Maybe so, but three years ago, Seun Kuti & Fela's Egypt 80 could've fooled anyone. It's an audacious reclamation, not only of the band that his father, Afrobeat pioneer and global music legend Fela Kuti, had led until his death in 1997 (when Seun was fifteen), but also of the music Fela had pioneered. Seun Kuti & Fela's Egypt 80, which appeared on Disorien, was as close to a new Fela album as it could get.
Seun's second album, From Africa With Fury: Rise, released globally on Knitting Factory Records in April and set for a June 21 release in North America, is an even more complex piece of machinery. Recorded in Rio de Janeiro with co-producers Brian Eno and John Reynolds, Rise is at once supple and intricate - the weave of percussion and guitar that makes Mr. Big Thief move, for example, is articulated more clearly than even on his father's prime records.
"I found out about Brian when I was in Liverpool studying," says Seun, who is Fela's youngest son. "My fellow students would sit around listening to music. Eno was in every aspect of every era of rock music. Coldplay were just coming out at that time, I think, and he made that album."
In 2009, Eno invited Seun and Egypt 80 to perform in Sydney at the Luminous Festival; a year later, he brought them to the Brighton Festival in England. Soon, Eno and Reynolds had decamped to Rio to help Seun make Rise./
"Eno was serious," Seun says. "He said, 'You don't have to pay me a dime.' He did it for the love of the music, not for the money." Presumably, Eno received at least a couple of dimes for his work in the end. Either way, Seun is proud of the result.
"Every aspect of the album is an improvement, not just the songwriting and production - everything," he says.
Although Seun doesn't divulge his writing methods - "That is classified information. If I told, everyone would start making music like me," he says with a laugh - he will admit to one key. "For me, my songs do not fit until I have a kicking bassline," he says.
But Rise kicks more than bass. This outing finds Seun more topical. The song Rise, for example, takes government and corporate corruption to task, calling out Halliburton, among others, by name. Needless to say, Seun has been keeping track of recent events.
"I'm supporting all the uprisings around the world," says Seun, whose father was famous for his outspoken politics. "I'm an anti-establishment kind of person. When people are standing up by themselves for change, I support it. People die for the cause of revolution, and that's what makes it sacred. I feel all the governments in the world have to represent the people. Not all governments in the world represent their people."
Should we expect to hear about these specific uprisings in future songs?

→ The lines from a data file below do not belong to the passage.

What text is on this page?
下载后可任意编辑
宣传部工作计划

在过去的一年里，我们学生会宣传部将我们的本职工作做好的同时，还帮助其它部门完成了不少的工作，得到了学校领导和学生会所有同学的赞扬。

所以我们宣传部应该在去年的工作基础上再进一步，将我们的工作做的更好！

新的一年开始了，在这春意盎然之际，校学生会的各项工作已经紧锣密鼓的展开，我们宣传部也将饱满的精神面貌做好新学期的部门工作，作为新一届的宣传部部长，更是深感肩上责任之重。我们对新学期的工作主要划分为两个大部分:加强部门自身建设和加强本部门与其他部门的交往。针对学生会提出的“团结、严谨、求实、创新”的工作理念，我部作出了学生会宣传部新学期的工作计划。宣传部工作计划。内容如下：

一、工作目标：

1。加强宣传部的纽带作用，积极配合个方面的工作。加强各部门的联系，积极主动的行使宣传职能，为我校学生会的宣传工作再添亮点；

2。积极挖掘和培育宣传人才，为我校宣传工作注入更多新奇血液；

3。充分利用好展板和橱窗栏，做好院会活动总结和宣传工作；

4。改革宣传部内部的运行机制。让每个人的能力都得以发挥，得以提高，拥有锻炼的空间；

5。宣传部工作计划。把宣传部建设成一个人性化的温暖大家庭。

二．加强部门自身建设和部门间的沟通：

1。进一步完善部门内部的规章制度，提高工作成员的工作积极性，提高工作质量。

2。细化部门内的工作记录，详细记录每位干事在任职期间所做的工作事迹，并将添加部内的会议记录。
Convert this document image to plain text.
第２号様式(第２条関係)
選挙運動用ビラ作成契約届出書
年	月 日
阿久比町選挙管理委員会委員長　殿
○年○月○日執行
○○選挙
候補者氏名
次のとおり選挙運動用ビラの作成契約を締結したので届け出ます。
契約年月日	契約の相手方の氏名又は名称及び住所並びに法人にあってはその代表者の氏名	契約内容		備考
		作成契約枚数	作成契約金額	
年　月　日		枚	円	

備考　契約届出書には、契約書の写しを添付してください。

Seun's answer is blunt.
"I predicted this," he says. "I was waiting for it to happen. I already knew it was going to happen two years ago - I could sense the tension everywhere in the world. People couldn't take it anymore. I talk about this on the new album. It's written in the new album already. I'll continue to talk about how I feel, and I hope the world feels the same way. It's important."